The difficulty with her approach is that, because she treats the figures in the stories as characters like those in realist novels, she ends up using a language that hovers uneasily between the jargon of a social-worker's case-notes and the vernacular of much modern fiction. Discussing Noah, she comments, for example:
"Readers of Genesis are forced to consider the unwelcome fact that they are all descended from a drunkard and an abusive father, who exposed himself to his children and neurotically disowned many of his descendants. Noah would not be the only damaged survivor, unable to assimilate his experience and wreaking his vengeance upon others."
While one might well secretly wish to see these bossy patriarchs cut down to size, the note of contemporary psychologising jars. The model of the modern dysfunctional family, nodding to The Forsyte Saga in one direction and Jungian analysis in another, seems a little too reductive as a map to the Book of Genesis. But Armstrong is both humble and generous. She appends the text of Genesis to her commentary, so that we can refresh our memories by re-reading it and then make up our own minds.

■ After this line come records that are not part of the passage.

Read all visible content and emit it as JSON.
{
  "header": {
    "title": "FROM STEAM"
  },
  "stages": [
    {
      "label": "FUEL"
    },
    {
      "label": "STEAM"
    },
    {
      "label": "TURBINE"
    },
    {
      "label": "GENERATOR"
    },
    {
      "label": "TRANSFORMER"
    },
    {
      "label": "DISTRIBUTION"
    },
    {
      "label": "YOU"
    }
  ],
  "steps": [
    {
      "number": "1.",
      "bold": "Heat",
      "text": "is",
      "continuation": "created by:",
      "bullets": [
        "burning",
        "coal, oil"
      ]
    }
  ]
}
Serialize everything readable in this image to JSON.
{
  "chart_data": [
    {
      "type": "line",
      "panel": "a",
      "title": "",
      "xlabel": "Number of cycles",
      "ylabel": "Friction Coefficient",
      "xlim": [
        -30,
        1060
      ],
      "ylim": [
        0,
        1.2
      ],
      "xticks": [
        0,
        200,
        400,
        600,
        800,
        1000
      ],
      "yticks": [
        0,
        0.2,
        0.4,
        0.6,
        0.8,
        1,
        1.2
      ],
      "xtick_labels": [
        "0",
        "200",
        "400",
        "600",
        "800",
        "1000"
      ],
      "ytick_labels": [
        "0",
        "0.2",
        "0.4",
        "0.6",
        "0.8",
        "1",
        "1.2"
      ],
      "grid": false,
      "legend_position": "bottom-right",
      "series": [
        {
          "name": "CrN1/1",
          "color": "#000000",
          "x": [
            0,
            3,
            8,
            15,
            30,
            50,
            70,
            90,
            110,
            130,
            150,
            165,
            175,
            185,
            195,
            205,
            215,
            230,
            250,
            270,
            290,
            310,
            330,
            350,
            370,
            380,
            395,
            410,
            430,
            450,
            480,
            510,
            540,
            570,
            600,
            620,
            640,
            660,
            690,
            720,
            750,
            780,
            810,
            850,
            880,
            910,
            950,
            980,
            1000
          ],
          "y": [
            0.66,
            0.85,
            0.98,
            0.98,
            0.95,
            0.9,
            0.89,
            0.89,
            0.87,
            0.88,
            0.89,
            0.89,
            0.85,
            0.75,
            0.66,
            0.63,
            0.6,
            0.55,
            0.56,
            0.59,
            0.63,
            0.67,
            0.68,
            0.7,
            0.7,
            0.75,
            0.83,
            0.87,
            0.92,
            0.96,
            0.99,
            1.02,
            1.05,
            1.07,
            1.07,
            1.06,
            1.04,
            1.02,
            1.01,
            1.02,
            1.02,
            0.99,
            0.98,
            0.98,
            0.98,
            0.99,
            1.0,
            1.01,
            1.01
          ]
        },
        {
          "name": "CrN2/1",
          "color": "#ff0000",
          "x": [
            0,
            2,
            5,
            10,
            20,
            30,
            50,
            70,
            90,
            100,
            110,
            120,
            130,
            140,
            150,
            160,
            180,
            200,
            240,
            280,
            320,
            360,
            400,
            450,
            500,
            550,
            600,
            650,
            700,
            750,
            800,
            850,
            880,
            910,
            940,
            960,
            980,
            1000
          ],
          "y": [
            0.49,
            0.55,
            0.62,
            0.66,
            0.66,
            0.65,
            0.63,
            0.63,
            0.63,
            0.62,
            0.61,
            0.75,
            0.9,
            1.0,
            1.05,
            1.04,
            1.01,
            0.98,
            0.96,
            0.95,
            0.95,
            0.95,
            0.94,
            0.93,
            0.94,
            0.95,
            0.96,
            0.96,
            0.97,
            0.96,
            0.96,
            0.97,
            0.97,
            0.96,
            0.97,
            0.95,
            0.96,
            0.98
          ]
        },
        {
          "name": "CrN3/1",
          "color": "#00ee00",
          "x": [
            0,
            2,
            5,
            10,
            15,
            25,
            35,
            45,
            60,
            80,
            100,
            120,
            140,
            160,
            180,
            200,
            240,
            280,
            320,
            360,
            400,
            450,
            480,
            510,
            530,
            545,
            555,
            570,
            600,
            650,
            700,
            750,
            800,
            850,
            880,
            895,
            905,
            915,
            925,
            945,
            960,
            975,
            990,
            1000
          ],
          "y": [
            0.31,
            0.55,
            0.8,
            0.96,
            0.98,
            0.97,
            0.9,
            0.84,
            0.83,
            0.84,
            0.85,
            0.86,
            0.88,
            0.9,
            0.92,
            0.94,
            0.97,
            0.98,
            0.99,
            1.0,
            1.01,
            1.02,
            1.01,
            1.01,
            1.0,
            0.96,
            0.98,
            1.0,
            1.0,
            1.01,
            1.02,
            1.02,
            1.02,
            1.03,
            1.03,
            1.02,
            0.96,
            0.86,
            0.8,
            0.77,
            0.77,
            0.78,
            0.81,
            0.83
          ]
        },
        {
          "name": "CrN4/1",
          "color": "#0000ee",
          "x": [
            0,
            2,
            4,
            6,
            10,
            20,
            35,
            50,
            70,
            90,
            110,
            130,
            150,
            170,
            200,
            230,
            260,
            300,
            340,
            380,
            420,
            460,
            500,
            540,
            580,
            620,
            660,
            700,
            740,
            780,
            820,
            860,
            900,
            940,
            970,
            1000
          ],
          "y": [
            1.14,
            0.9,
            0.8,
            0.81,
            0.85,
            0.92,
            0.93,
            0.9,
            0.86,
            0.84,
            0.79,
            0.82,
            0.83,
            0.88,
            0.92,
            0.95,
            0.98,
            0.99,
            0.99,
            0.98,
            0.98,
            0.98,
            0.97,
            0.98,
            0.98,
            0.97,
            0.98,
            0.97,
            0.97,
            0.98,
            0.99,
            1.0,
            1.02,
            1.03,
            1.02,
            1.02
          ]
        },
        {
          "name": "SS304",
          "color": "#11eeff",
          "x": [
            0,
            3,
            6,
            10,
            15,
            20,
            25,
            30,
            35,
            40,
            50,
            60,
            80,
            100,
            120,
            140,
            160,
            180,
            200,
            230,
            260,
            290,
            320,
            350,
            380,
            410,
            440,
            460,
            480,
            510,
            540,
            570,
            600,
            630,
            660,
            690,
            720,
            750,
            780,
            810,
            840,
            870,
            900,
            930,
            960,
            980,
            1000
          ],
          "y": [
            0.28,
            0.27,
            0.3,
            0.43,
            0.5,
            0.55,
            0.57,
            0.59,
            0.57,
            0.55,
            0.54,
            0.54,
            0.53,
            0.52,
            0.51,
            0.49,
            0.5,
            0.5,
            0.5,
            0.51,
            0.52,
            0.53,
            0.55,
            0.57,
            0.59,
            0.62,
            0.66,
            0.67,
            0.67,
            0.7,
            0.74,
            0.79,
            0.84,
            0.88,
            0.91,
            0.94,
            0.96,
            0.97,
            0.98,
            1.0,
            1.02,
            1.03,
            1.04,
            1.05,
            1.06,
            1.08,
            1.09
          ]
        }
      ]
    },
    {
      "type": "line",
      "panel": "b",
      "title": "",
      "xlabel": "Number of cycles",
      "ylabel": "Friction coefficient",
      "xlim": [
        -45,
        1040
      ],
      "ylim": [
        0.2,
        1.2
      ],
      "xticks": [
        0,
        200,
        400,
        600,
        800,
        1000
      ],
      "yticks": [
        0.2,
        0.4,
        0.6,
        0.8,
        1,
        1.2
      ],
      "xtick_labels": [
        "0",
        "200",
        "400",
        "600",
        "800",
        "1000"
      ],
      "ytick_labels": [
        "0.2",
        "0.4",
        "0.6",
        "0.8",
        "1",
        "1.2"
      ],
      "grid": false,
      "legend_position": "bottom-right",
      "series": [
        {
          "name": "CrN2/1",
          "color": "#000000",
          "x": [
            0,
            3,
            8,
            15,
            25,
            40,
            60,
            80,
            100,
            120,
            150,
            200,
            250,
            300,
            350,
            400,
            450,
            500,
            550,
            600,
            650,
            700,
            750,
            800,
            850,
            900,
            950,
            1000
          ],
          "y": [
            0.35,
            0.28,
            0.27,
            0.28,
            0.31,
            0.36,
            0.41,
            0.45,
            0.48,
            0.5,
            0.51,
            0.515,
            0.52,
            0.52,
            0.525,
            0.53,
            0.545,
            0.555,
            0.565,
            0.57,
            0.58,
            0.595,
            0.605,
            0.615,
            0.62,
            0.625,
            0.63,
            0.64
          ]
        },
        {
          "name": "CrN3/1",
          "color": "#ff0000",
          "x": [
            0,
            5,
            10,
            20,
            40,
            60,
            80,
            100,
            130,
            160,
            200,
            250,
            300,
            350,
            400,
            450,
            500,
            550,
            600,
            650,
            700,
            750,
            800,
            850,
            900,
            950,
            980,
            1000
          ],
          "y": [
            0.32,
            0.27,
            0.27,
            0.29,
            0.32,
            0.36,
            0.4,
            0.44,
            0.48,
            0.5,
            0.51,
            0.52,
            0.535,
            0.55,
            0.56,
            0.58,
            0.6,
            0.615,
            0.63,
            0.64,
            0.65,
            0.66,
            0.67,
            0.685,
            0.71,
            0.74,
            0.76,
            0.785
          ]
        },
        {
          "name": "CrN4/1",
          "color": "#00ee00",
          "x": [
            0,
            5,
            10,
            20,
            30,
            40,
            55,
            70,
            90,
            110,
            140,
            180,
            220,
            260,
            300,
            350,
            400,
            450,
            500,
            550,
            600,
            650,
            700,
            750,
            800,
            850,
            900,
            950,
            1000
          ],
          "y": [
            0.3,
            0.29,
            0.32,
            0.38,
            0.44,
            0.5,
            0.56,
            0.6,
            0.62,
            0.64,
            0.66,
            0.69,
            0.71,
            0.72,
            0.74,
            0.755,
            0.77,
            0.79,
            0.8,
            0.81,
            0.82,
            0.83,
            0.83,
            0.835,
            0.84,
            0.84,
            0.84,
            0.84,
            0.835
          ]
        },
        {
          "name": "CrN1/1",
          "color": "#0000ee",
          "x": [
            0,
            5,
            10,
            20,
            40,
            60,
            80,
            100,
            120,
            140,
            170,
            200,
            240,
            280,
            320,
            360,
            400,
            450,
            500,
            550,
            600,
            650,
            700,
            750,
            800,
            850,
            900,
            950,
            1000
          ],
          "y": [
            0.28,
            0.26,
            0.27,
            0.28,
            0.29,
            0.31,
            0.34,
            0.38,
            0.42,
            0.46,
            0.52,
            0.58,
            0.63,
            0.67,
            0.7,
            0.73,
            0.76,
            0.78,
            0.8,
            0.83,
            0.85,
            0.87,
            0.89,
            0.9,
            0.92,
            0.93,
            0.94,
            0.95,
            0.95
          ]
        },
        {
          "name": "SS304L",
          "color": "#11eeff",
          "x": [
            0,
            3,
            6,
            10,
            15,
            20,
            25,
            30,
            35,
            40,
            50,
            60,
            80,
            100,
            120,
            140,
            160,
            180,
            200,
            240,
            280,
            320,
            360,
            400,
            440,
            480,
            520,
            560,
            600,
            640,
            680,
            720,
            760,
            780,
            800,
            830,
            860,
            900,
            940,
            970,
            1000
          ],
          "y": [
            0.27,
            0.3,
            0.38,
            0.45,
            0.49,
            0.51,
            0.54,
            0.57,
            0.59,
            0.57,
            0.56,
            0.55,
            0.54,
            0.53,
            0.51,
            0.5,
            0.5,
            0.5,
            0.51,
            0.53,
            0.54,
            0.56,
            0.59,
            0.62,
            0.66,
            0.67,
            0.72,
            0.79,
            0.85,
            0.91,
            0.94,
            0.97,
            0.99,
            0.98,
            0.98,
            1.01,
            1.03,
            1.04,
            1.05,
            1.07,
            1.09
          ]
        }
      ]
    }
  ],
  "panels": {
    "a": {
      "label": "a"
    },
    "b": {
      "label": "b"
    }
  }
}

For the critic Robert Alter, the act of reading and interpretation is crucially bound up with the question of translation. He gives us his new version of Genesis, since he is dissatisfied with all the preceding ones. He opens his case with a flourish: "Why, after so many English versions, a new translation of Genesis? There is, as I shall explain in detail, something seriously wrong with all the familiar English translations...of the Hebrew Bible. Broadly speaking, one may say that in the case of the modern versions, the problem is a shaky sense of English and in the case of the King James version, a shaky sense of Hebrew." What he aims, experimentally, to do is to re-present biblical narrative prose "in a language that conveys with some precision the semantic nuances and the lively orchestration of literary effects of the Hebrew and ... has stylistic and rhythmic integrity as literary English."
One of the problems for the translator is to combine philological scholarship with good literary style. Philology is crucial as "without it, our reading of the Bible, or indeed of any older text, is no better than walking through a great museum on a very gloomy day with all the lights turned out". Yet the clarity beloved of philologists does not always sit well with the subtleties cherished by poets. Similarly, translation is not well served by modern ideological attitudes that explain away the Bible under the guise of making it accessible.
Alter believes in wrestling with the angel of linguistics, in restoring metaphor and symbol to their central places in the text rather than flattening them out as abstract words, in attending to sound and rhythmical shape. His version of Genesis comes heavily annotated, and achieves a robust beauty without any touch of the fake antique.